そうした共通イメージのモデルとして松田さんは、既に30年前から循環型社会づくりに着手しているスイスの取り組みを紹介。
「スイスでは1971年のはじめに環境保護を憲法の中に盛り込んで以降、減量化を主眼とした徹底的な廃棄物対策が進められている。『まずごみを出さないこと』ということが市民生活の大前提で、ごみの中で土に戻るものはすべて堆肥化して土に戻していく。飲料容器もリターナブルできるびん容器が中心で、ホテルの冷蔵庫にはびん容器以外の飲料は備えられていない。環境に配慮することが一流ホテルの条件になっていて、もし冷蔵庫にPETボトルや缶が入っていれば、そのホテルは三流以下とみなされる」
また、マッターホルン山麓に広がるツェルマット村の取り組みについても、
「自動車道路の開通に伴う交通量の増加で環境悪化が懸念されていたツェルマット村では、憲法改正のわずか半年後に、企業と行政、村民がみんなで知恵を出し合って素早い対応を取った。
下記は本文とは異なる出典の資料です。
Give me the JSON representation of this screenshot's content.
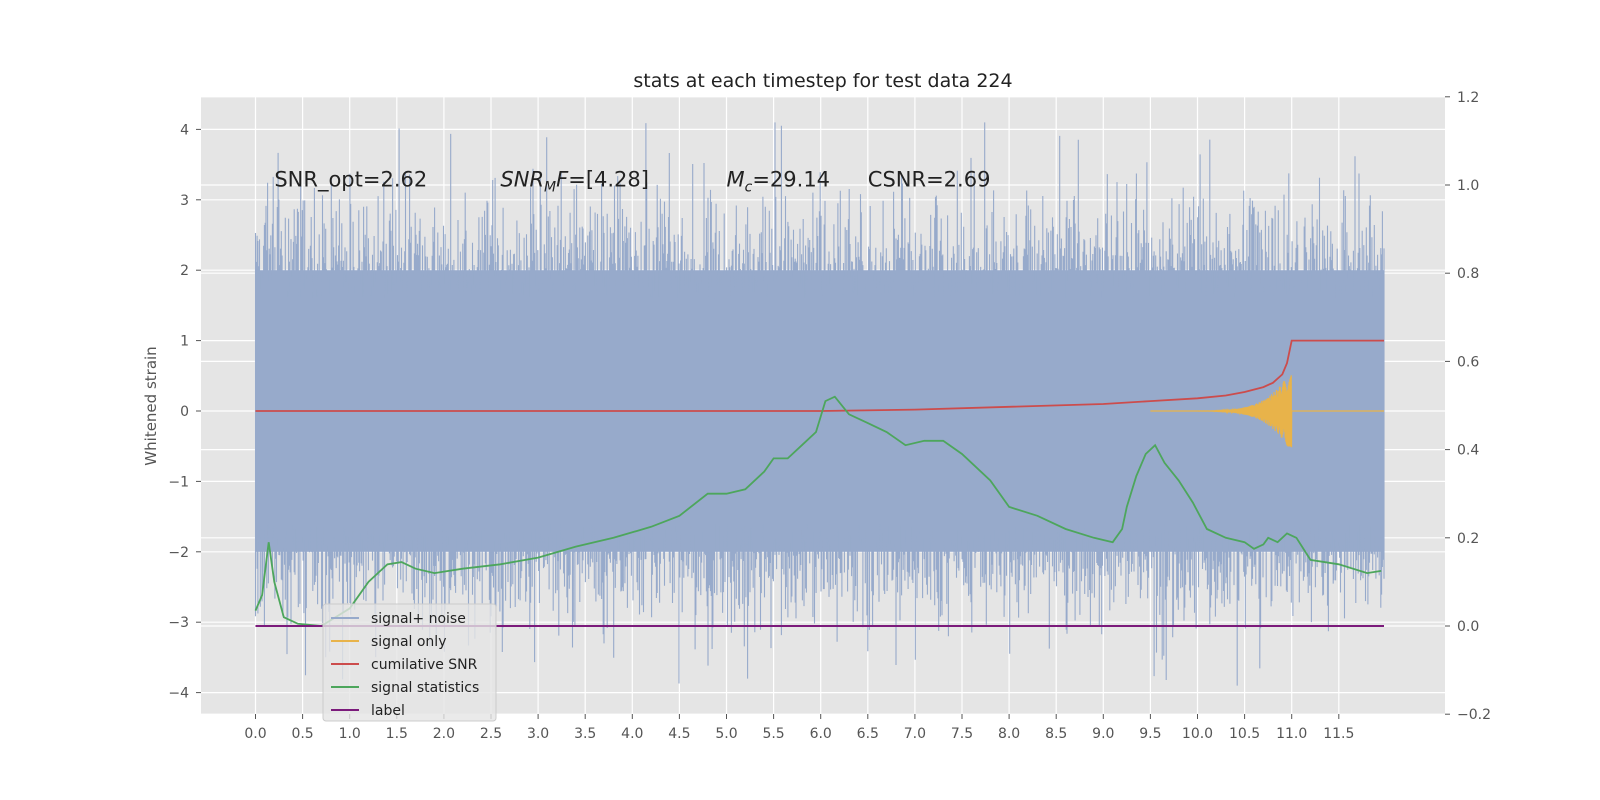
{
  "chart_data": {
    "type": "line",
    "title": "stats at each timestep for test data 224",
    "ylabel": "Whitened strain",
    "y2label": "",
    "xlim": [
      -0.5,
      12.4
    ],
    "ylim": [
      -4.3,
      4.45
    ],
    "y2lim": [
      -0.2,
      1.2
    ],
    "xticks": [
      "0.0",
      "0.5",
      "1.0",
      "1.5",
      "2.0",
      "2.5",
      "3.0",
      "3.5",
      "4.0",
      "4.5",
      "5.0",
      "5.5",
      "6.0",
      "6.5",
      "7.0",
      "7.5",
      "8.0",
      "8.5",
      "9.0",
      "9.5",
      "10.0",
      "10.5",
      "11.0",
      "11.5"
    ],
    "yticks": [
      "4",
      "3",
      "2",
      "1",
      "0",
      "−1",
      "−2",
      "−3",
      "−4"
    ],
    "y2ticks": [
      "1.2",
      "1.0",
      "0.8",
      "0.6",
      "0.4",
      "0.2",
      "0.0",
      "−0.2"
    ],
    "grid": true,
    "legend_position": "lower-left",
    "annotations": [
      {
        "text": "SNR_opt=2.62",
        "x": 0.2,
        "y": 3.3
      },
      {
        "text": "SNR_MF=[4.28]",
        "x": 2.6,
        "y": 3.3
      },
      {
        "text": "M_c=29.14",
        "x": 5.0,
        "y": 3.3
      },
      {
        "text": "CSNR=2.69",
        "x": 6.5,
        "y": 3.3
      }
    ],
    "series": [
      {
        "name": "signal+ noise",
        "color": "#97aacb",
        "axis": "left",
        "x_range": [
          0.0,
          11.98
        ],
        "band": [
          -2.0,
          2.0
        ],
        "peak_max": 4.1,
        "peak_min": -3.9
      },
      {
        "name": "signal only",
        "color": "#e8b34a",
        "axis": "left",
        "x_range": [
          9.5,
          11.0
        ],
        "peak_amplitude": 0.6
      },
      {
        "name": "cumilative SNR",
        "color": "#cc4c4c",
        "axis": "left",
        "x": [
          0.0,
          6.0,
          7.0,
          8.0,
          9.0,
          9.5,
          10.0,
          10.3,
          10.5,
          10.7,
          10.8,
          10.9,
          10.95,
          11.0,
          11.98
        ],
        "y": [
          0.0,
          0.0,
          0.02,
          0.06,
          0.1,
          0.14,
          0.18,
          0.22,
          0.27,
          0.34,
          0.4,
          0.52,
          0.68,
          1.0,
          1.0
        ]
      },
      {
        "name": "signal statistics",
        "color": "#4da65c",
        "axis": "right",
        "x": [
          0.0,
          0.07,
          0.14,
          0.2,
          0.3,
          0.45,
          0.7,
          1.0,
          1.2,
          1.4,
          1.55,
          1.7,
          1.9,
          2.2,
          2.6,
          3.0,
          3.4,
          3.8,
          4.2,
          4.5,
          4.8,
          5.0,
          5.2,
          5.4,
          5.5,
          5.65,
          5.8,
          5.95,
          6.05,
          6.15,
          6.3,
          6.5,
          6.7,
          6.9,
          7.1,
          7.3,
          7.5,
          7.8,
          8.0,
          8.3,
          8.6,
          8.9,
          9.1,
          9.2,
          9.25,
          9.35,
          9.45,
          9.55,
          9.65,
          9.8,
          9.95,
          10.1,
          10.3,
          10.5,
          10.6,
          10.7,
          10.75,
          10.85,
          10.95,
          11.05,
          11.2,
          11.5,
          11.8,
          11.95
        ],
        "y": [
          0.035,
          0.07,
          0.19,
          0.1,
          0.02,
          0.005,
          0.0,
          0.04,
          0.1,
          0.14,
          0.145,
          0.13,
          0.12,
          0.13,
          0.14,
          0.155,
          0.18,
          0.2,
          0.225,
          0.25,
          0.3,
          0.3,
          0.31,
          0.35,
          0.38,
          0.38,
          0.41,
          0.44,
          0.51,
          0.52,
          0.48,
          0.46,
          0.44,
          0.41,
          0.42,
          0.42,
          0.39,
          0.33,
          0.27,
          0.25,
          0.22,
          0.2,
          0.19,
          0.22,
          0.27,
          0.34,
          0.39,
          0.41,
          0.37,
          0.33,
          0.28,
          0.22,
          0.2,
          0.19,
          0.175,
          0.185,
          0.2,
          0.19,
          0.21,
          0.2,
          0.15,
          0.14,
          0.12,
          0.125
        ]
      },
      {
        "name": "label",
        "color": "#7b1a7b",
        "axis": "right",
        "x": [
          0.0,
          11.98
        ],
        "y": [
          0.0,
          0.0
        ]
      }
    ],
    "legend_overlap_text": "cumilative SNR"
  }
}
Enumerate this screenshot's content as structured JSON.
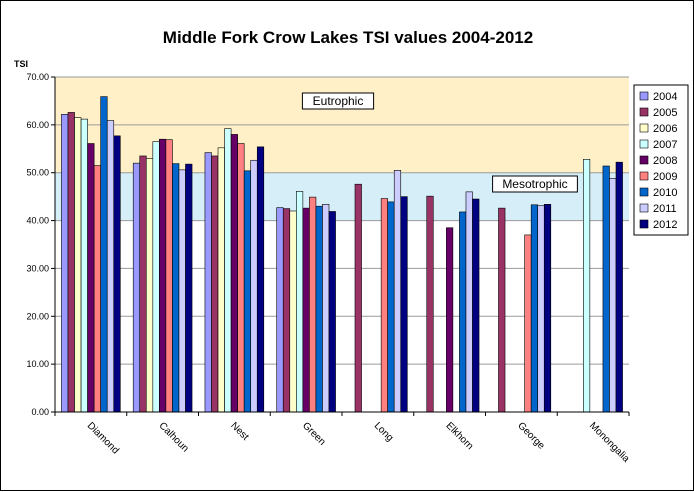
{
  "chart_data": {
    "type": "bar",
    "title": "Middle Fork Crow Lakes TSI values 2004-2012",
    "ylabel": "TSI",
    "xlabel": "",
    "ylim": [
      0,
      70
    ],
    "yticks": [
      "0.00",
      "10.00",
      "20.00",
      "30.00",
      "40.00",
      "50.00",
      "60.00",
      "70.00"
    ],
    "categories": [
      "Diamond",
      "Calhoun",
      "Nest",
      "Green",
      "Long",
      "Elkhorn",
      "George",
      "Monongalia"
    ],
    "zones": [
      {
        "label": "Eutrophic",
        "from": 50,
        "to": 70,
        "color": "#FFF0C8"
      },
      {
        "label": "Mesotrophic",
        "from": 40,
        "to": 50,
        "color": "#D5EEF8"
      }
    ],
    "legend_position": "right",
    "grid": true,
    "series": [
      {
        "name": "2004",
        "color": "#9999FF",
        "values": [
          62.2,
          52.0,
          54.2,
          42.7,
          null,
          null,
          null,
          null
        ]
      },
      {
        "name": "2005",
        "color": "#993366",
        "values": [
          62.6,
          53.5,
          53.5,
          42.5,
          47.6,
          45.1,
          42.6,
          null
        ]
      },
      {
        "name": "2006",
        "color": "#FFFFCC",
        "values": [
          61.5,
          53.0,
          55.2,
          42.0,
          null,
          null,
          null,
          null
        ]
      },
      {
        "name": "2007",
        "color": "#CCFFFF",
        "values": [
          61.2,
          56.5,
          59.2,
          46.1,
          null,
          null,
          null,
          52.8
        ]
      },
      {
        "name": "2008",
        "color": "#660066",
        "values": [
          56.1,
          57.0,
          58.0,
          42.6,
          null,
          38.5,
          null,
          null
        ]
      },
      {
        "name": "2009",
        "color": "#FF8080",
        "values": [
          51.5,
          56.9,
          56.1,
          44.9,
          44.6,
          null,
          37.0,
          null
        ]
      },
      {
        "name": "2010",
        "color": "#0066CC",
        "values": [
          65.9,
          51.9,
          50.4,
          43.0,
          43.9,
          41.8,
          43.3,
          51.4
        ]
      },
      {
        "name": "2011",
        "color": "#CCCCFF",
        "values": [
          60.9,
          50.6,
          52.6,
          43.4,
          50.5,
          46.0,
          43.1,
          48.8
        ]
      },
      {
        "name": "2012",
        "color": "#000080",
        "values": [
          57.7,
          51.8,
          55.4,
          41.9,
          45.0,
          44.5,
          43.4,
          52.2
        ]
      }
    ]
  }
}
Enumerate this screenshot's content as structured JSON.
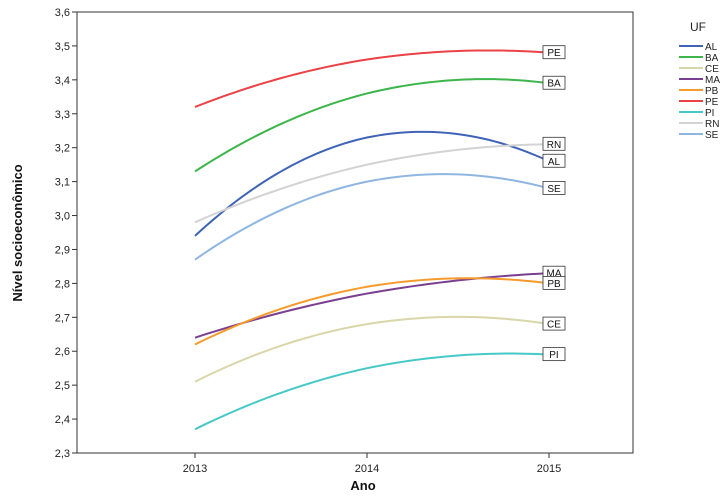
{
  "chart_data": {
    "type": "line",
    "xlabel": "Ano",
    "ylabel": "Nível socioeconômico",
    "x": [
      "2013",
      "2014",
      "2015"
    ],
    "ylim": [
      2.3,
      3.6
    ],
    "yticks": [
      "2,3",
      "2,4",
      "2,5",
      "2,6",
      "2,7",
      "2,8",
      "2,9",
      "3,0",
      "3,1",
      "3,2",
      "3,3",
      "3,4",
      "3,5",
      "3,6"
    ],
    "grid": false,
    "legend_title": "UF",
    "legend_position": "right",
    "series": [
      {
        "name": "AL",
        "color": "#3f63b6",
        "values": [
          2.94,
          3.23,
          3.16
        ]
      },
      {
        "name": "BA",
        "color": "#3cb54a",
        "values": [
          3.13,
          3.36,
          3.39
        ]
      },
      {
        "name": "CE",
        "color": "#d9d6a9",
        "values": [
          2.51,
          2.68,
          2.68
        ]
      },
      {
        "name": "MA",
        "color": "#7a3f8f",
        "values": [
          2.64,
          2.77,
          2.83
        ]
      },
      {
        "name": "PB",
        "color": "#f59b2b",
        "values": [
          2.62,
          2.79,
          2.8
        ]
      },
      {
        "name": "PE",
        "color": "#ea4245",
        "values": [
          3.32,
          3.46,
          3.48
        ]
      },
      {
        "name": "PI",
        "color": "#46c9c6",
        "values": [
          2.37,
          2.55,
          2.59
        ]
      },
      {
        "name": "RN",
        "color": "#d3d3d3",
        "values": [
          2.98,
          3.15,
          3.21
        ]
      },
      {
        "name": "SE",
        "color": "#8fb6e0",
        "values": [
          2.87,
          3.1,
          3.08
        ]
      }
    ]
  }
}
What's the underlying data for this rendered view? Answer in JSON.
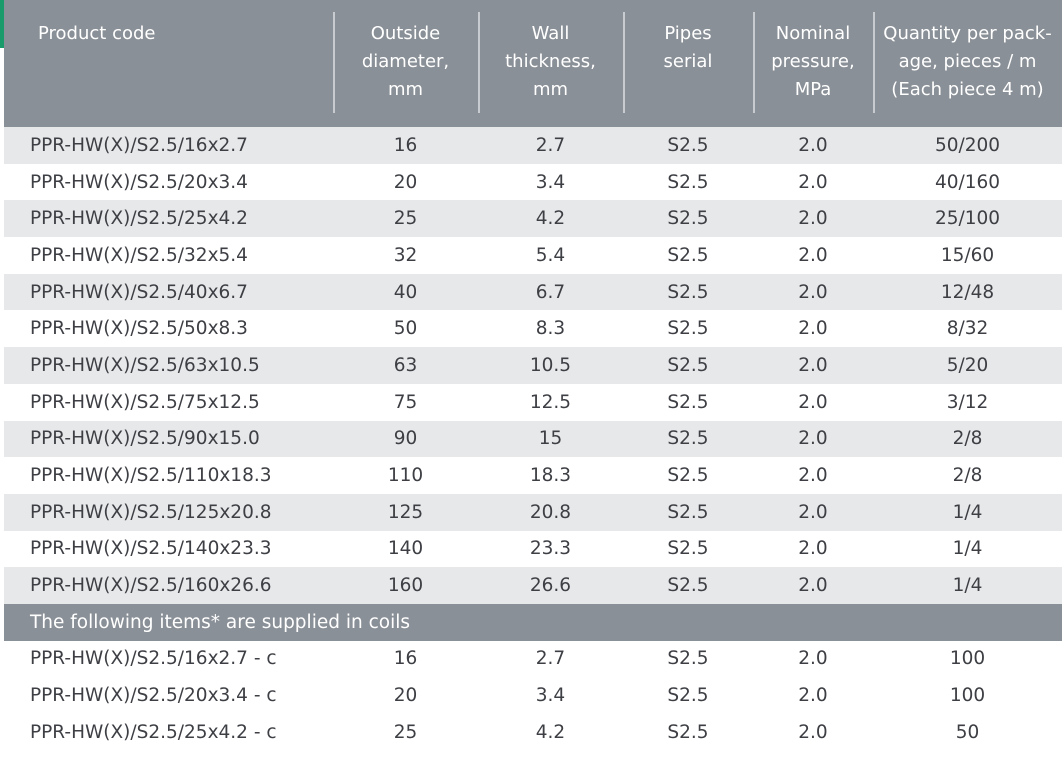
{
  "header": {
    "product_code": "Product code",
    "outside_diameter": [
      "Outside",
      "diameter,",
      "mm"
    ],
    "wall_thickness": [
      "Wall",
      "thickness,",
      "mm"
    ],
    "pipes_serial": [
      "Pipes",
      "serial"
    ],
    "nominal_pressure": [
      "Nominal",
      "pressure,",
      "MPa"
    ],
    "quantity": [
      "Quantity per pack-",
      "age, pieces / m",
      "(Each piece 4 m)"
    ]
  },
  "rows": [
    {
      "code": "PPR-HW(X)/S2.5/16x2.7",
      "diameter": "16",
      "thickness": "2.7",
      "serial": "S2.5",
      "pressure": "2.0",
      "quantity": "50/200"
    },
    {
      "code": "PPR-HW(X)/S2.5/20x3.4",
      "diameter": "20",
      "thickness": "3.4",
      "serial": "S2.5",
      "pressure": "2.0",
      "quantity": "40/160"
    },
    {
      "code": "PPR-HW(X)/S2.5/25x4.2",
      "diameter": "25",
      "thickness": "4.2",
      "serial": "S2.5",
      "pressure": "2.0",
      "quantity": "25/100"
    },
    {
      "code": "PPR-HW(X)/S2.5/32x5.4",
      "diameter": "32",
      "thickness": "5.4",
      "serial": "S2.5",
      "pressure": "2.0",
      "quantity": "15/60"
    },
    {
      "code": "PPR-HW(X)/S2.5/40x6.7",
      "diameter": "40",
      "thickness": "6.7",
      "serial": "S2.5",
      "pressure": "2.0",
      "quantity": "12/48"
    },
    {
      "code": "PPR-HW(X)/S2.5/50x8.3",
      "diameter": "50",
      "thickness": "8.3",
      "serial": "S2.5",
      "pressure": "2.0",
      "quantity": "8/32"
    },
    {
      "code": "PPR-HW(X)/S2.5/63x10.5",
      "diameter": "63",
      "thickness": "10.5",
      "serial": "S2.5",
      "pressure": "2.0",
      "quantity": "5/20"
    },
    {
      "code": "PPR-HW(X)/S2.5/75x12.5",
      "diameter": "75",
      "thickness": "12.5",
      "serial": "S2.5",
      "pressure": "2.0",
      "quantity": "3/12"
    },
    {
      "code": "PPR-HW(X)/S2.5/90x15.0",
      "diameter": "90",
      "thickness": "15",
      "serial": "S2.5",
      "pressure": "2.0",
      "quantity": "2/8"
    },
    {
      "code": "PPR-HW(X)/S2.5/110x18.3",
      "diameter": "110",
      "thickness": "18.3",
      "serial": "S2.5",
      "pressure": "2.0",
      "quantity": "2/8"
    },
    {
      "code": "PPR-HW(X)/S2.5/125x20.8",
      "diameter": "125",
      "thickness": "20.8",
      "serial": "S2.5",
      "pressure": "2.0",
      "quantity": "1/4"
    },
    {
      "code": "PPR-HW(X)/S2.5/140x23.3",
      "diameter": "140",
      "thickness": "23.3",
      "serial": "S2.5",
      "pressure": "2.0",
      "quantity": "1/4"
    },
    {
      "code": "PPR-HW(X)/S2.5/160x26.6",
      "diameter": "160",
      "thickness": "26.6",
      "serial": "S2.5",
      "pressure": "2.0",
      "quantity": "1/4"
    }
  ],
  "coil_section_label": "The following items* are supplied in coils",
  "coil_rows": [
    {
      "code": "PPR-HW(X)/S2.5/16x2.7 - c",
      "diameter": "16",
      "thickness": "2.7",
      "serial": "S2.5",
      "pressure": "2.0",
      "quantity": "100"
    },
    {
      "code": "PPR-HW(X)/S2.5/20x3.4 - c",
      "diameter": "20",
      "thickness": "3.4",
      "serial": "S2.5",
      "pressure": "2.0",
      "quantity": "100"
    },
    {
      "code": "PPR-HW(X)/S2.5/25x4.2 - c",
      "diameter": "25",
      "thickness": "4.2",
      "serial": "S2.5",
      "pressure": "2.0",
      "quantity": "50"
    }
  ],
  "colors": {
    "header_bg": "#8a9097",
    "stripe_bg": "#e7e8ea",
    "text": "#3d3f44",
    "accent": "#1a9b6c"
  }
}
まず、麓の駅から村までピストン輸送する登山列車を引いて観光客の自動車を規制する一方、当時は世界的にも珍しかった電気自動車に着目し、村内を走るバスやタクシー、ごみ収集車、郵便自動車、さらには一般・個人商店の自動車に至るまで、すべてを電気自動車に代える決定をした。ツェルマット村では、1865年に人間がはじめてマッターホルンに登った時と同じ空気を今でも吸うことができる」
と、そのユニークな試みを評価した上で、「30年前と言えば、日本はまだ高度成長路線の上をひた走っている時期。そんな時代に、スイスでは循環型社会の原点のような社会が、空想ではなく実現している。そんな国に日本もしていきたい」と、スイスの取り組みの中に循環型社会の理想的なイメージが見出されることを強調しました。